A data-driven SQL-based web development framework.

1. Introduction

The goal of this framework is to bring together people and data: people who create and edit data, and people who want to view, search and analyse data. Often these people are the same or have similar goals. Often the data is in progress and needs to be shared internationally. This framework provides a solution to these challenges: researchers can view, edit and analyse the data using built-in tools, without having to copy, download, import and export it. 

It is suited to relational (database) data. But it can be extended to all kinds of data types and relationships: xml, images, maps, networks and more. The data can be edited and enhanced directly through the interface - by those given authorisation to do so.

The framework and documentation is licensed under a Creative Commons Attribution 4.0 International License (https://creativecommons.org/licenses/by/4.0/).

This application has an inbuilt identity and access management system which needs to be audited for compliance with institutional policies and relevant legislation. After these compliance and security checks all code will be released on GitHub.

Git repository: https://github.com/tarrinw/gefin-framework

1.1. Technical introduction

The Gefin framework is built on the idea that SQL can be used as the main development component of a web application. It translates SQL output (tabular data) directly into web pages using an API.

This approach addresses the problem that API (programming) languages work with very different data structures (trees) from the relational model for SQL (linked tables): the so-called Object–relational impedance mismatch problem. It achieves this without abandoning, for example, many-to-many relationships with enforced referential integrity, and ACID transactions, as would be the case with applications built on XML or NoSQL architectures.

Gefin is a framework designed around Agile software development principles. By effectively dealing with cultural differences between data designers and software developers, it advances the implementation of Agile principles in real-world data-driven projects.

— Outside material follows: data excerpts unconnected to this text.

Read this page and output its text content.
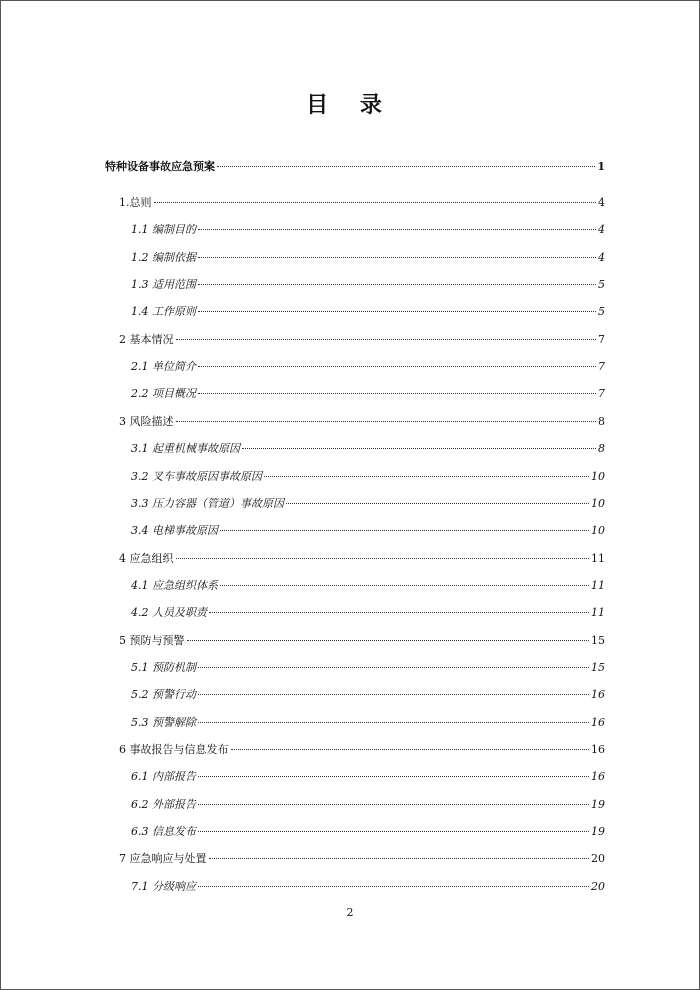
目 录
特种设备事故应急预案	1
1.总则	4
1.1 编制目的	4
1.2 编制依据	4
1.3 适用范围	5
1.4 工作原则	5
2 基本情况	7
2.1 单位简介	7
2.2 项目概况	7
3 风险描述	8
3.1 起重机械事故原因	8
3.2 叉车事故原因事故原因	10
3.3 压力容器（管道）事故原因	10
3.4 电梯事故原因	10
4 应急组织	11
4.1 应急组织体系	11
4.2 人员及职责	11
5 预防与预警	15
5.1 预防机制	15
5.2 预警行动	16
5.3 预警解除	16
6 事故报告与信息发布	16
6.1 内部报告	16
6.2 外部报告	19
6.3 信息发布	19
7 应急响应与处置	20
7.1 分级响应	20
2
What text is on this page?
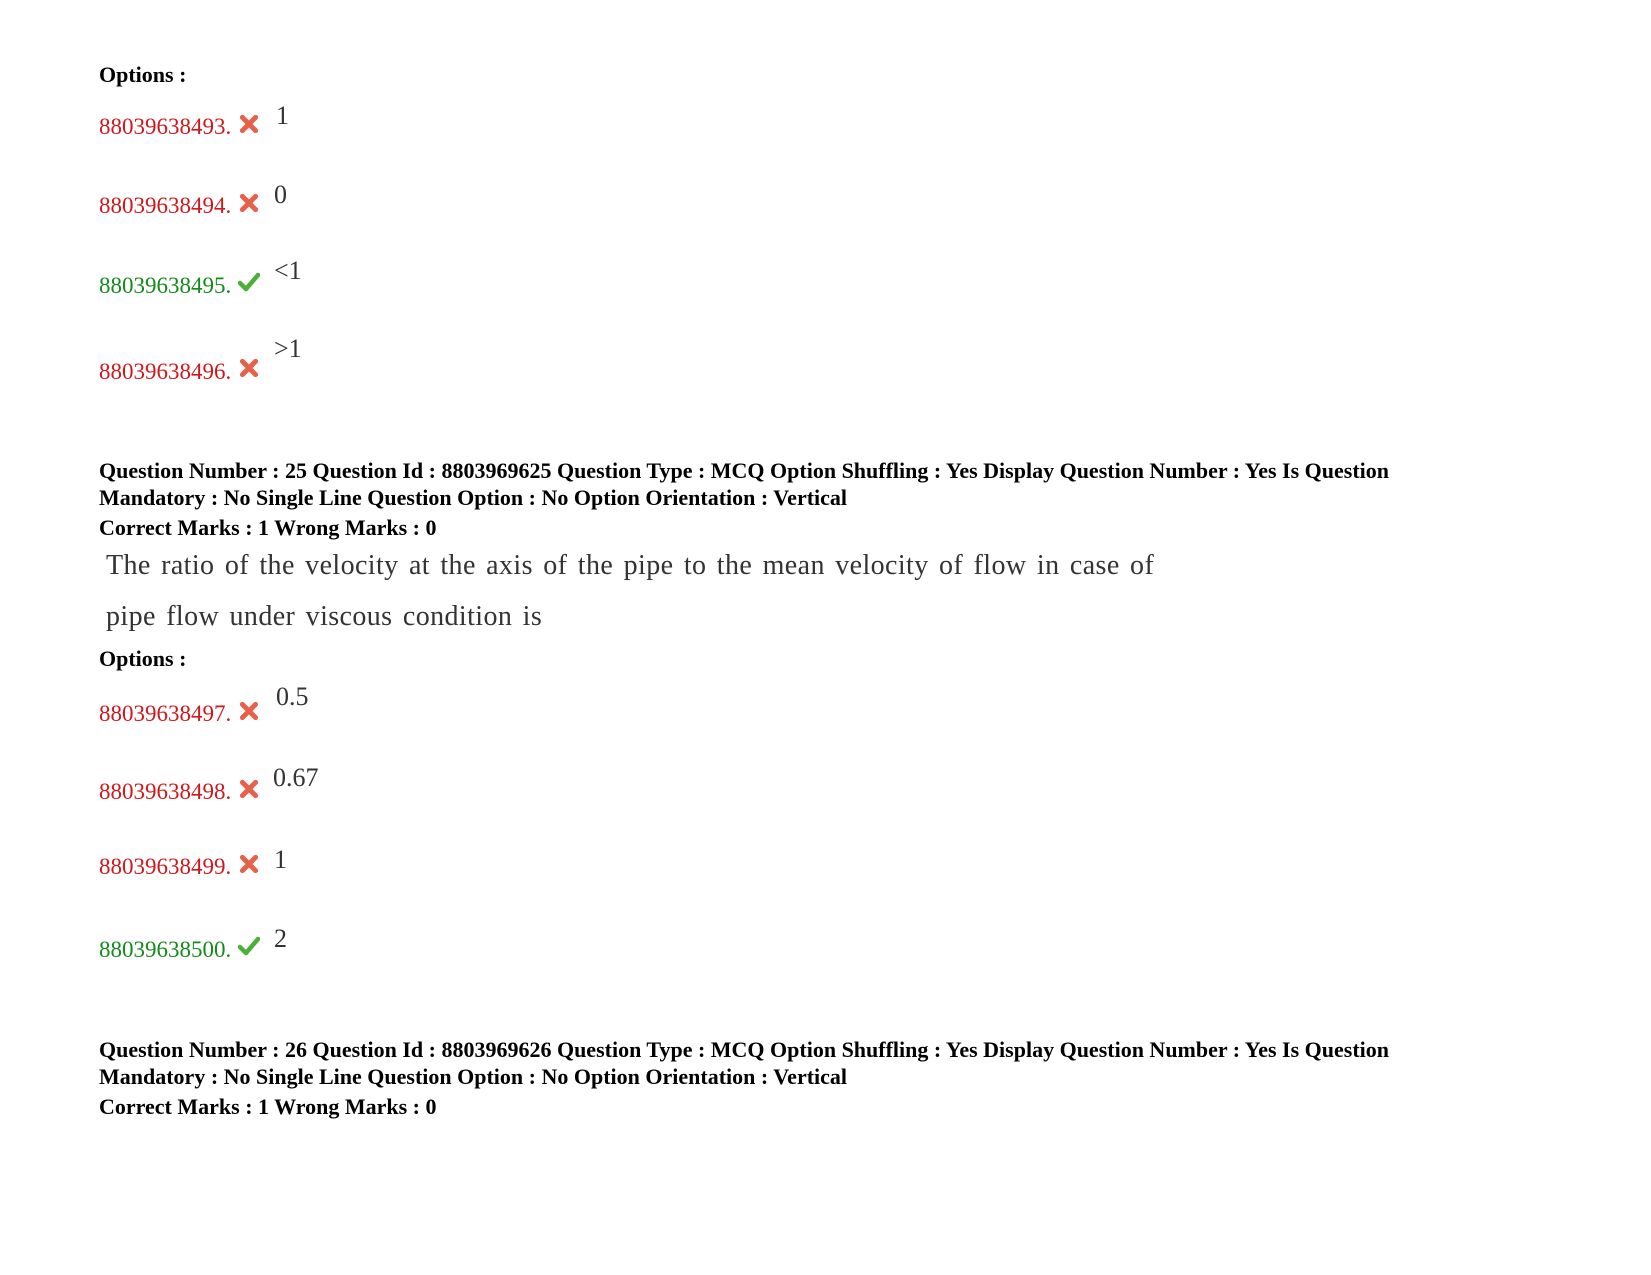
Options :
88039638493. 1
88039638494. 0
88039638495.
<1
88039638496.
>1
Question Number : 25 Question Id : 8803969625 Question Type : MCQ Option Shuffling : Yes Display Question Number : Yes Is Question
Mandatory : No Single Line Question Option : No Option Orientation : Vertical
Correct Marks : 1 Wrong Marks : 0
The ratio of the velocity at the axis of the pipe to the mean velocity of flow in case of
pipe flow under viscous condition is
Options :
88039638497.
0.5
88039638498. 0.67
88039638499. 1
88039638500. 2
Question Number : 26 Question Id : 8803969626 Question Type : MCQ Option Shuffling : Yes Display Question Number : Yes Is Question
Mandatory : No Single Line Question Option : No Option Orientation : Vertical
Correct Marks : 1 Wrong Marks : 0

This framework also allows the integration of tools for data management with those for data analysis: through the framework users can see the data, edit the data, analyse the data, and visualise the analysis.

In most development stacks there are three sets of technologies that can each have complex programming to generate pages: the API/webserver (e.g. PHP, ASP, etc. - the 'Controller' in the MVC model), the database/model (SQL, JSON, XML - the 'Model' in MVC) and the browser (HTML5/CSS/JS - the 'View' in MVC). Most applications focus on the first of these (e.g. Django; most LAMP apps are written in PHP) or the third (SPAs using primarily Javascript). Others attempt to use a consistent language between the different levels (e.g. MEAN/Node.js) to simplify development.

The table model of SQL output can be interpreted in consistent ways in a web application: for searching, listing and of course linking, for example. For some kinds of applications, where tables are directly required, or where the queries correspond to coordinates on a map, there seems little point in developing a complex application for processing this information for each application/project if select statements can be written to output the information in a way understandable to the framework.

In addition, SQL can generate directly highly complex HTML output using string concatenation (CONCAT in MySQL/MariaDB, || in Oracle, etc.) and aggregated concatenation (GROUP_CONCAT, LISTAGG, STRING_AGG, etc.). Most DBMSs have a range of string transformation functions such as REGEX_REPLACE that can be used directly in SQL to manipulate data directly into something interpretable by a web browser.

The Gefin framework leverages these features to use SQL as the primary language for generating pages: the API is built on the interpretation of output tables and their column labels. Once set up, all components are generated from either or both static HTML and dynamic SQL queries, managed through the interface itself, with the possibility of writing complex interactions in Javascript. There are minimal security risks where access is managed securely and the database server limits access to the server filesystem and processes, as is normally the case. This means that page-generation queries can be edited within the web application itself along with content. Where the project cannot write custom functions within the database, this framework also provides its own system for embedding function-like queries.

But the real advantage for many projects is the easy integration of the data editing system into the front-end interface, meaning that editing and publication can proceed concurrently without any additional workflows.

This framework design allows very rapid development of new and complex applications for both editing and publishing.

To use the framework, you will need a reasonable knowledge of SQL and a basic knowledge of HTML. Javascript can be used to build more complex interactive features. No knowledge of PHP is required.